A co-worker asked me this morning why I take so much Tylenol.
I was at a loss. I didn’t know how to respond. I’m usually a private person when it comes to my difficulties, the twin that is inside me. I don’t like to bother others with something that wasn’t their fault, with something that is common place for me.
It’s not that I’m ashamed of having Cerebral Palsy. Quite the contrary. I think it has to do with the fact that I’m too proud. I don’t like admitting weakness or discomfort. I live with it every day, why bother others with it?
I took a truthful approach and told her that I had Cerebral Palsy.
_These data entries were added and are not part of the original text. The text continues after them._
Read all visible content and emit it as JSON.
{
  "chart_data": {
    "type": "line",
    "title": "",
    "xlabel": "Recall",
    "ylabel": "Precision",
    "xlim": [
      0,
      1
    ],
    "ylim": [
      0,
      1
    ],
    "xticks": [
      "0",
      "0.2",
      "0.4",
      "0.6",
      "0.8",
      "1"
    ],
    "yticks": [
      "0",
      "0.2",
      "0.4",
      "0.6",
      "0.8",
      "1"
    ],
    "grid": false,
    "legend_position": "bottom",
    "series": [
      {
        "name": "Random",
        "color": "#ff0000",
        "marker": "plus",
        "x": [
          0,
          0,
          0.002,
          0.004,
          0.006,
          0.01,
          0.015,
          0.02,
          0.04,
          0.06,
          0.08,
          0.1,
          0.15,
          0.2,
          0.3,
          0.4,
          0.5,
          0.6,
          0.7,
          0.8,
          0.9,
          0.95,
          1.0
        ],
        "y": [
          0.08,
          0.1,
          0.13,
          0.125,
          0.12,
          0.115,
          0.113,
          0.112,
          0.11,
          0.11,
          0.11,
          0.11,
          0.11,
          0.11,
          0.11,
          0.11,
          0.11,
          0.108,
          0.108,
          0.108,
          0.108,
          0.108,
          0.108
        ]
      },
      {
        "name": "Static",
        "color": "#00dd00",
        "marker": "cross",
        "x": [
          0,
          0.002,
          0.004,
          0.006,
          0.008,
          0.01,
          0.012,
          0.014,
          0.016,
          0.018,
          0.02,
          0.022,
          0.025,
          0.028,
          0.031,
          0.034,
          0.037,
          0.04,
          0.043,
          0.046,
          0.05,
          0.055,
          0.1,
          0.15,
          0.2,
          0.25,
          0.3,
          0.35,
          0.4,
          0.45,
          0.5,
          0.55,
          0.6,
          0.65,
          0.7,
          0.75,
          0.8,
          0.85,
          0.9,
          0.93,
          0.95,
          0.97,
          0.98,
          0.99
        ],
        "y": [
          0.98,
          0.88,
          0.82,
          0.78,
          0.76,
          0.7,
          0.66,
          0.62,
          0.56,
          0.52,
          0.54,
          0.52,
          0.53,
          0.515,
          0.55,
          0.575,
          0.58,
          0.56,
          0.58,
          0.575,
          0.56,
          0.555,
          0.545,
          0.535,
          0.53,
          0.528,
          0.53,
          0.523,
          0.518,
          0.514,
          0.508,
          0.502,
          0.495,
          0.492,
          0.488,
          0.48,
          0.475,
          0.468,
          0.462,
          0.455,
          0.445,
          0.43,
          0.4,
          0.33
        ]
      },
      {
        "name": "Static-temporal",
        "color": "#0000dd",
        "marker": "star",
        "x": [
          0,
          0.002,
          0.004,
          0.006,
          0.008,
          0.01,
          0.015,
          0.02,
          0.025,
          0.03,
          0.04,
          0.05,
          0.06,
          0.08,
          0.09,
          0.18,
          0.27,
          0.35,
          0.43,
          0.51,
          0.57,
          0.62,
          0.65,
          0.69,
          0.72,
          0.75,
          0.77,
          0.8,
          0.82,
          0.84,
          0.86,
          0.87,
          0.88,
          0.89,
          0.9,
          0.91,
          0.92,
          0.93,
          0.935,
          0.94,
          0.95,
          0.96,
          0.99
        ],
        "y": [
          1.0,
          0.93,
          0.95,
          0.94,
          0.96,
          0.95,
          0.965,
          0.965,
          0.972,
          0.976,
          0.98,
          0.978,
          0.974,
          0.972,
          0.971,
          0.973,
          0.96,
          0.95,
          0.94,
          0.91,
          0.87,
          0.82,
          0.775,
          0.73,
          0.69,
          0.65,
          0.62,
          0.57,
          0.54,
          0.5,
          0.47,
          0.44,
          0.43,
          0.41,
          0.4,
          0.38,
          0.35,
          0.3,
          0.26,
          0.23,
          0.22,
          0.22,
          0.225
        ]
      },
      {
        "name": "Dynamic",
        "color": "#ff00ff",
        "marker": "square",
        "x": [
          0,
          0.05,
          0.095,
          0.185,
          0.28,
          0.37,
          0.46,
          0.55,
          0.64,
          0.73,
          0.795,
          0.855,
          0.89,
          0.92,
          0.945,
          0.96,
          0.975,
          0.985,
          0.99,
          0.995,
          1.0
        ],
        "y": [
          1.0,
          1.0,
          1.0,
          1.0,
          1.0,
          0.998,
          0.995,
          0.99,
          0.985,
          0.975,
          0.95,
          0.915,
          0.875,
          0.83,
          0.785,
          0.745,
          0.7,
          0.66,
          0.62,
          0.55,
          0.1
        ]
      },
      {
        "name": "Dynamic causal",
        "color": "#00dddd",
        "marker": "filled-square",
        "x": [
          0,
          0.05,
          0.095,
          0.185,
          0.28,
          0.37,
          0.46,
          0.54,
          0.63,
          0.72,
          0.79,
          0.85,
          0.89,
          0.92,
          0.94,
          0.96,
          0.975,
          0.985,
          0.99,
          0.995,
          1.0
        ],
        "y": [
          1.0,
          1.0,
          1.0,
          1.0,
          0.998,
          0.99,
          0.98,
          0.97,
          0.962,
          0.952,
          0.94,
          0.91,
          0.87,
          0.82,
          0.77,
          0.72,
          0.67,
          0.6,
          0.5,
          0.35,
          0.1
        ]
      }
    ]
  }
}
She looked at me bald faced and asked “What’s that?”
“It’s a physical disability where the brain affects the nerves in the body.” I was summarizing but didn’t feel like going into any explanation.
“But you’re not disabled.” she said.
I didn’t think I heard her correctly. “I’m sorry?”
“Well, you’re not slobbering or in a wheel chair are you?” She laughed at what she obviously thought was a joke. “C’mon,” she said. “Why do you really take so much Tylenol?”
I was taken aback. How does one respond to that? How does one reply to something which feels like a slap in the face?
So I said: “It’s true. I’m an addict.”
She laughed, thinking I was playing along with her, never realizing that, even as she laughed, I was putting up walls against her, one brick at a time.